Re: Pending splice(file -> FIFO) excludes all other FIFO operations forever (was: ... always blocks read(FIFO), regardless of O_NONBLOCK on read side?)

[Date Prev][Date Next][Thread Prev][Thread Next][Date Index][Thread Index]

 



On Fri, Jul 07, 2023 at 03:57:40PM -0700, Linus Torvalds wrote:
> On Fri, 7 Jul 2023 at 15:41, Ahelenia Ziemiańska
> <nabijaczleweli@xxxxxxxxxxxxxxxxxx> wrote:
> > (inlined by) eat_empty_buffer at fs/splice.c:594
> Ahh, eat_empty_buffer() ends up releasing the buffer without waiting for it.
> 
> And the reason for that is actually somewhat interesting: we do have that
> 
>         while (!pipe_readable(pipe)) {
>              ..
> 
> above it, but the logic for this all is that pipes with pipe buffers
> are by *default* considered readable until they try to actually
> confirm the buffer, and at that point they might say "oh, I have to
> return -EAGAIN and set 'not_ready'".
> 
> And that splice_from_pipe_next() doesn't do that.
> 
> End result: it will happily free that pipe buffer that is still in the
> process of being filled.
> 
> The good news is that I think the fix is probably trivial. Something
> like the attached?
> 
> Again - NOT TESTED
Same reproducer, backtrace attached:
$ scripts/faddr2line vmlinux splice_from_pipe_next+0x6e
splice_from_pipe_next+0x6e/0x180:
pipe_buf_confirm at include/linux/pipe_fs_i.h:233
(inlined by) eat_empty_buffer at fs/splice.c:597
(inlined by) splice_from_pipe_next at fs/splice.c:647

Looks like the same place.

> > Besides that, this doesn't solve the original issue, inasmuch as
> >   ./v > fifo &
> >   head fifo &
> >   echo zupa > fifo
> > (where ./v splices from an empty pty to stdout; v.c attached)
> > echo still sleeps until ./v dies, though it also succumbs to ^C now.
> Yeah, I concentrated on just making everything interruptible,
> 
> But the fact that the echo has to wait for the previous write to
> finish is kind of fundamental. We can't just magically do writes out
> of order. 'v' is busy writing to the fifo, we can't let some other
> write just come in.
(It's no longer busy writing to it when it gets killed by timeout in my
 second example, but echo still doesn't wake up.)
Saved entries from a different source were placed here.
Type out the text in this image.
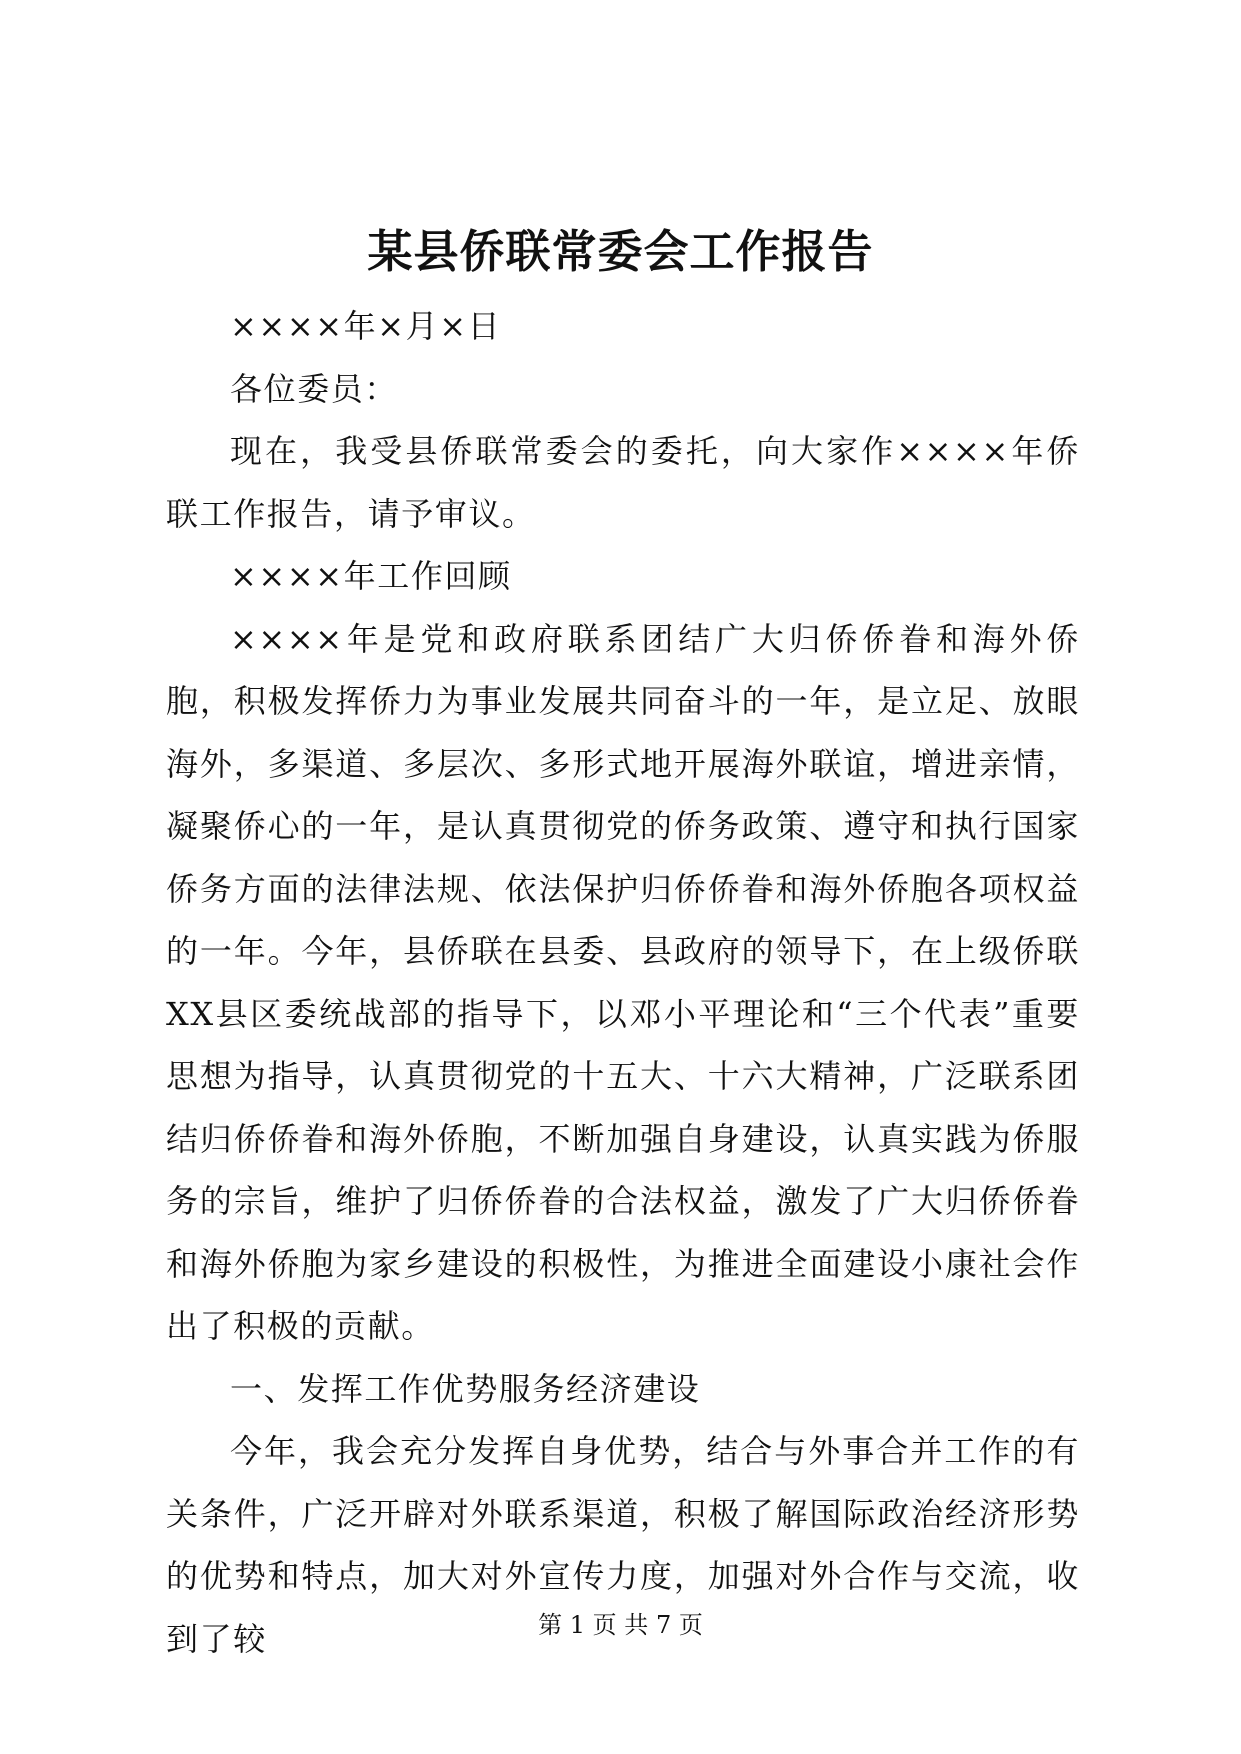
某县侨联常委会工作报告

××××年×月×日

各位委员：

现在，我受县侨联常委会的委托，向大家作××××年侨联工作报告，请予审议。

××××年工作回顾

××××年是党和政府联系团结广大归侨侨眷和海外侨胞，积极发挥侨力为事业发展共同奋斗的一年，是立足、放眼海外，多渠道、多层次、多形式地开展海外联谊，增进亲情，凝聚侨心的一年，是认真贯彻党的侨务政策、遵守和执行国家侨务方面的法律法规、依法保护归侨侨眷和海外侨胞各项权益的一年。今年，县侨联在县委、县政府的领导下，在上级侨联XX县区委统战部的指导下，以邓小平理论和“三个代表”重要思想为指导，认真贯彻党的十五大、十六大精神，广泛联系团结归侨侨眷和海外侨胞，不断加强自身建设，认真实践为侨服务的宗旨，维护了归侨侨眷的合法权益，激发了广大归侨侨眷和海外侨胞为家乡建设的积极性，为推进全面建设小康社会作出了积极的贡献。

一、发挥工作优势服务经济建设

今年，我会充分发挥自身优势，结合与外事合并工作的有关条件，广泛开辟对外联系渠道，积极了解国际政治经济形势的优势和特点，加大对外宣传力度，加强对外合作与交流，收到了较	第 1 页 共 7 页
> (We *could* make the splice in ./v not fill the whole pipe buffer, and
> allow some other writes to fill in buffers afterwards, but at _some_
> point you'll hit the "pipe buffers are full and busy, can't add any
> more without waiting for them to empty").
You are, but, well, that's also the case when the pipe is full.
As it stands, the pipe is /empty/ and yet /no-one can write to it/.
This is the crux of the issue at hand.

(Coincidentally, you're describing what looks quite similar to pt 1.
 from <naljsvzzemr6pjiwwcdpdsdh5vtycdr6fmi2fk2dlr4nn4kq6o@ycanbgxhslti>.)
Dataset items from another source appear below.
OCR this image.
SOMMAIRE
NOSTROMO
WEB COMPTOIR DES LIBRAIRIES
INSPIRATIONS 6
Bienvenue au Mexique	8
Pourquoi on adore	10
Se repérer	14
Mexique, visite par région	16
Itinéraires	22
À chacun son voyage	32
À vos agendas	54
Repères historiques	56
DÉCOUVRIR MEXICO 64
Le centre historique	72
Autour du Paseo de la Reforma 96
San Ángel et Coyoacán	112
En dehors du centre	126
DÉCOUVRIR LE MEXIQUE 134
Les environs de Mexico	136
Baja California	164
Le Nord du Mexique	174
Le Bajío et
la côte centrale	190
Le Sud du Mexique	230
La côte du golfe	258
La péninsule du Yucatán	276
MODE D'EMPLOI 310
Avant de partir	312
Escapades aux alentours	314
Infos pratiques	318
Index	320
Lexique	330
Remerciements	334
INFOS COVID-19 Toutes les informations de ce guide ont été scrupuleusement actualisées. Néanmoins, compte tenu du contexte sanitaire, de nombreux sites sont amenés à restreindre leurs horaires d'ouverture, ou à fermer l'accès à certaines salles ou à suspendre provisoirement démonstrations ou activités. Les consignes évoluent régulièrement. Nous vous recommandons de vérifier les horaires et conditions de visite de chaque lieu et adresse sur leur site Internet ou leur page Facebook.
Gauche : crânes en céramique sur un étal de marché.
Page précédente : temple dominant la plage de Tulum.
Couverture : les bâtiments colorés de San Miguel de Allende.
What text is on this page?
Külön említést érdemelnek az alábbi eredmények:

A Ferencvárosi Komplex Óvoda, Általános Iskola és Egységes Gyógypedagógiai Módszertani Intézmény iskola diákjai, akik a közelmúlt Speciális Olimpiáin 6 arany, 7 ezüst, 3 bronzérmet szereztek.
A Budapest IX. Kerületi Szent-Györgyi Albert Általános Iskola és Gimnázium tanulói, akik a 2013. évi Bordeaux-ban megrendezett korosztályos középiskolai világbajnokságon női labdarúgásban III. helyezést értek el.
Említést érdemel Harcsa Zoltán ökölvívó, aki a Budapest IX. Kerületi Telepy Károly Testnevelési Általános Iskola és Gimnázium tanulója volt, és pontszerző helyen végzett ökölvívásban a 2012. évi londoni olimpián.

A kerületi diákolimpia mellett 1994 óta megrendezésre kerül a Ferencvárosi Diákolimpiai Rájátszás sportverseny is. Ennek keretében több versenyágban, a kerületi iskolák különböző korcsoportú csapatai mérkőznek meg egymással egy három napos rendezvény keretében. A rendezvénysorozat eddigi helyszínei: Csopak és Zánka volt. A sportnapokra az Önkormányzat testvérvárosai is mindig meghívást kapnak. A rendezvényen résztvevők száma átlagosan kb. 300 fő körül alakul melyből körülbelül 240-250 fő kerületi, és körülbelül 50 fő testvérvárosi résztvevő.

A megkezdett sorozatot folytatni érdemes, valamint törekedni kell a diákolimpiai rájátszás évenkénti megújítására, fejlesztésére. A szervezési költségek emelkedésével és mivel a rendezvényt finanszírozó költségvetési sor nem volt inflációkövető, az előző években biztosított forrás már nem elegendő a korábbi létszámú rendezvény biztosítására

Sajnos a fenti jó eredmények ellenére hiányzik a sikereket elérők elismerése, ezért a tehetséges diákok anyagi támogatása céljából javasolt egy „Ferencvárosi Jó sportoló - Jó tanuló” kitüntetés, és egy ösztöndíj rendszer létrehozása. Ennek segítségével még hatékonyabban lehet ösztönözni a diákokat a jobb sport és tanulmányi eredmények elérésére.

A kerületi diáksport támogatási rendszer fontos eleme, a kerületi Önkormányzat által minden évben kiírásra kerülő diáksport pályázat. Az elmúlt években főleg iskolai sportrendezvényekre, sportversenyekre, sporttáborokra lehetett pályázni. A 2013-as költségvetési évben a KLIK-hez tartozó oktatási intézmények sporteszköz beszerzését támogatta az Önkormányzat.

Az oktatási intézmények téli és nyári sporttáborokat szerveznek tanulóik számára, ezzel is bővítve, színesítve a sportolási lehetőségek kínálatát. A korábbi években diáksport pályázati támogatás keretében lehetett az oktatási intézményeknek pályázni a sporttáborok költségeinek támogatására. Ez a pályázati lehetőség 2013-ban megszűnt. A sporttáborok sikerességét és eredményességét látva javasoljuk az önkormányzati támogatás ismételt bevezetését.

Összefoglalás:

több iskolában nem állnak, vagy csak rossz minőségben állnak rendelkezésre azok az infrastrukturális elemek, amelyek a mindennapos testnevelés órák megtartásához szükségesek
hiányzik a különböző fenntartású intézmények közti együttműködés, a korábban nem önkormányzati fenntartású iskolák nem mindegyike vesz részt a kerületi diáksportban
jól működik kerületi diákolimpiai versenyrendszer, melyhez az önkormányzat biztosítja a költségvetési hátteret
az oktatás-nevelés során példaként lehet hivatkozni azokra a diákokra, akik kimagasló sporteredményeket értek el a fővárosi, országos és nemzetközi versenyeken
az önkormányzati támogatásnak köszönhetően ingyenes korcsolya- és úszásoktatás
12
I think we got away with it for so long because most files behave
like regular files/blockdevs and the read is always guaranteed to
complete ~instantly, but splice is, fundamentally, /not/ writing
the whole time because it's not /reading/ the whole time when it's
reading an empty socket/a chardev/whatever.

Or, rather: splice() from a non-seekable (non-mmap()pable?)
fundamentally doesn't really make much sense, because you're not
gluing a bit of the pro-verbial page cache (forgive me my term
abuse here, you see what I'm getting at tho) to the end of the pipe,
you're just telling the kernel to run a read()/write() loop for you.

sendfile() works around this by reading and then separately writing
to its special buffer (in the form of an anonymous process-local pipe).
splice() just raw-dogs the read with the write lock held,
but just doesn't check if it can do it.

That's how it's, honestly, shaking out to me: someone just forgot
a check the first time they wrote it.
Because the precondition for "does reading directly into the pipe
buffer make sense" is "is it directly equivalent to read(f)/write(p)",
and that holds only for seekables.

/Maybe/ for, like, sockets if there's already data, or as a special
case similar to pipe->pipe. But then for sockets you're already
using sendfile(), so?

To that end, I'm including a patch based on
  4f6b6c2b2f86b7878a770736bf478d8a263ff0bc
that does just that: EINVAL.

Maybe if you're worried about breaking compatibility
(which idk if it's an issue since splice and sendfile
 are temperamental w.r.t. what they take anyway across versions;
 you need a read()/write() fallback anyway)
that case could become sendfile-like by first reading into a buffer
once then pipe->pipe splicing out of it separately.
Though, even the usual sendfile read/write loop only works on seekables.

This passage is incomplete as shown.